With the plot() function you get output like this:

  1. The left vertical dotted line is where the estimate on what should have happened is calculated from.
  2. The right vertical dotted line is the event itself. (SEO title tag update)
  3. The original data you pulled is the top graph.
  4. The middle graph shows the estimated impact of the event per day.
  5. The bottom graph shows the estimated impact of the event overall.

In this example it can be seen that after 44 days there is an estimated 90,000 more SEO visits from the title tag changes. This then can be used to work out the ROI over time for that change.

Report the results

The $report method gives you a nice overview of the statistics in a verbose form, to help qualify your results.  Here is a sample output:

"During the post-intervention period, the response variable had an average value of approx. 94. By contrast, in the absence of an intervention, we would have expected an average response of 74. The 95% interval of this counterfactual prediction is [67, 81]. Subtracting this prediction from the observed response yields an estimate of the causal effect the intervention had on the response variable. This effect is 20 with a 95% interval of [14, 27]. For a discussion of the significance of this effect, see below.

Summing up the individual data points during the post-intervention period (which can only sometimes be meaningfully interpreted), the response variable had an overall value of 4.16K. By contrast, had the intervention not taken place, we would have expected a sum of 3.27K. The 95% interval of this prediction is [2.96K, 3.56K].

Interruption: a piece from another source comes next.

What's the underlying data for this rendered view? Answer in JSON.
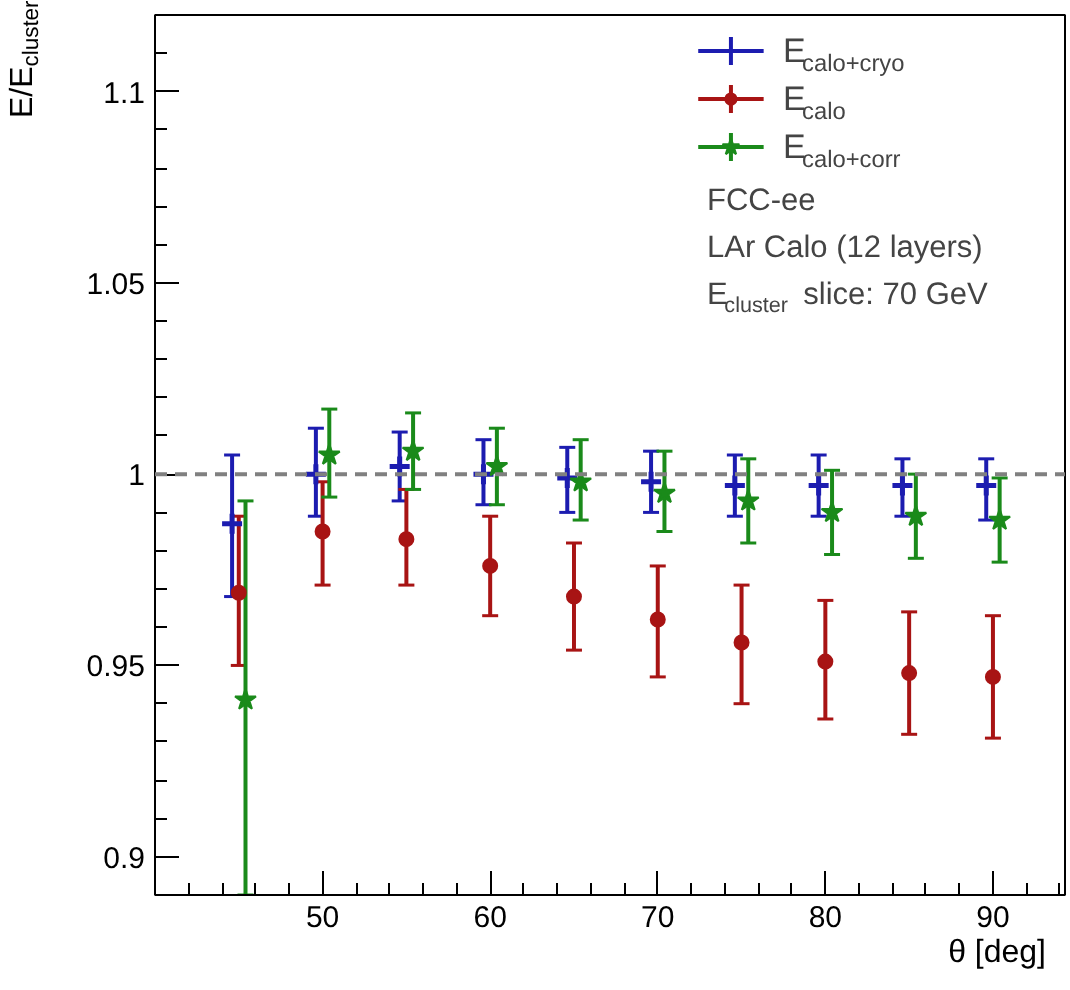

The above results are given in terms of absolute numbers. In relative terms, the response variable showed an increase of +27%. The 95% interval of this percentage is [+18%, +37%].

This means that the positive effect observed during the intervention period is statistically significant and unlikely to be due to random fluctuations. It should be noted, however, that the question of whether this increase also bears substantive significance can only be answered by comparing the absolute effect (20) to the original goal of the underlying intervention.

The probability of obtaining this effect by chance is very small (Bayesian tail-area probability p = 0.001). This means the causal effect can be considered statistically significant."

Next steps

This could then be repeated for things like UX changes, TV campaigns, etc. You just need the time of the event and the right metrics or KPIs to measure them against.

The above is just a brief intro, there is a lot more that can be done with the package including custom models etc, for more see the package help file and documentation.